I distinctly remember my mother sitting me down and asking me to please consider applying for some aid. “You could just get some help with childcare costs. They have subsidies for that. You can’t scratch by every month. What if something happens and you don’t have any savings at all?” She tried to convince me that there was nothing wrong with accepting help. She said that we were all paying our taxes so that we could get some help if we ourselves in a position like this. This is what the social safety net is supposed to do, after all.

And I was the exact person that the social safety net was made for at that time. I was a single mom who was working as hard as she could to support her daughter without much support from my daughter’s dad. I was asking for help so that I could continue to work, hopefully pulling myself up to a level where I would no longer need assistance. I had a right to ask for help.

I couldn’t. I was embarrassed. I was ashamed. And it was the most horrible feeling in the world. Of course I feel proud that I managed to find a better job, that I worked my way into a promotion that put us on a sound financial footing. I feel lucky that I met and married an amazing man, which obviously helped to stabilize me financially.

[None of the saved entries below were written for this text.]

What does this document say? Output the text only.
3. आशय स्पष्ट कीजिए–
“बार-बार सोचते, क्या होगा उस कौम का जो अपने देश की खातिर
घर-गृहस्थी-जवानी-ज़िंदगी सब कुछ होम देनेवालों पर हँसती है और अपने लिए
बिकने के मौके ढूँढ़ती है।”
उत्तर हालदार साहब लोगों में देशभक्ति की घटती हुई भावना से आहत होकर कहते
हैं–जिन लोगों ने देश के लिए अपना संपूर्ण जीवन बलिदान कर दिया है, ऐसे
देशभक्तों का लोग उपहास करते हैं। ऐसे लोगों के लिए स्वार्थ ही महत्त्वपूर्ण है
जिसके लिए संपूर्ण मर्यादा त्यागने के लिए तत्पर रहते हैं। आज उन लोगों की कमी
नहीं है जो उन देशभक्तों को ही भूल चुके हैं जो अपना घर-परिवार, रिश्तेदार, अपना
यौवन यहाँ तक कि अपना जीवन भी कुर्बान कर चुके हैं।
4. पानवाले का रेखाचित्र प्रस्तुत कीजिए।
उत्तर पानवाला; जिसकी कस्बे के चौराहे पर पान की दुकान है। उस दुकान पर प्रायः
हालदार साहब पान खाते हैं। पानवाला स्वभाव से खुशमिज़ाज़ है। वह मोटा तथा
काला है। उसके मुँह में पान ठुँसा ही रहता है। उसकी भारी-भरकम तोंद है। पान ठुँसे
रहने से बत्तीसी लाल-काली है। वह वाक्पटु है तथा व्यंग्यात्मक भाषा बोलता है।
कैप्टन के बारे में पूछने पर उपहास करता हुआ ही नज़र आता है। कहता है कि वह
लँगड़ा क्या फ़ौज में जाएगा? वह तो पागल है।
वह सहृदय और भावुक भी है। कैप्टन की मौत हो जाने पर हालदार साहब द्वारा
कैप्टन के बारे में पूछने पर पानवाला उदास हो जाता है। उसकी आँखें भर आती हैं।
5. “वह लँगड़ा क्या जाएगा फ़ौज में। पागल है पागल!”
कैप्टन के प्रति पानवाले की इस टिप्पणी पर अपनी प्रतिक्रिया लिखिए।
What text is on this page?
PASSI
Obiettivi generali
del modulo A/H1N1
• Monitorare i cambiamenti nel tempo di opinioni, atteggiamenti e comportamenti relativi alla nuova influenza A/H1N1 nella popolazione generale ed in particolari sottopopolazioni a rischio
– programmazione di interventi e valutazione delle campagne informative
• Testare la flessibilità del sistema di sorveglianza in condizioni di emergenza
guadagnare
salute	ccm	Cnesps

But I would not have been any less of a mother if I had accepted the help that our government offers us. In fact, my daughter probably would’ve been better off, because her mother wouldn’t have been nearly as stressed or frustrated. I let my own pride stand in the way of doing what would have been best for my daughter. And no, I wouldn’t have continued to use government assistance. I wouldn’t have stopped striving for more simply because I had help. I still would’ve had ambition and goals, and I still would’ve found myself more fortunate later on.

Instead, I let that shame that Michael Goodwin is so positive no one feels anymore keep me from accepting help when I needed it. I’m lucky enough that I had a supportive family who helped me when things got really difficult. My mom helped buy my daughter’s new clothes when I was having a close month and let me pay her back weeks later. My parents kept my cell phone on their plan, “because it’s cheaper to keep it on the family plan anyways.” I was lucky and I know that.

What is the sad state of our country that children are living in fear of whether they’ll have healthy food to eat for their next meal and political commentators are worried that entitlement recipients don’t feel the proper amount of shame? I, for one, can promise that the shame associated with programs like childcare assistance , WIC and food stamps is still alive and well. And I would argue that the existence of this shame is the actual issue.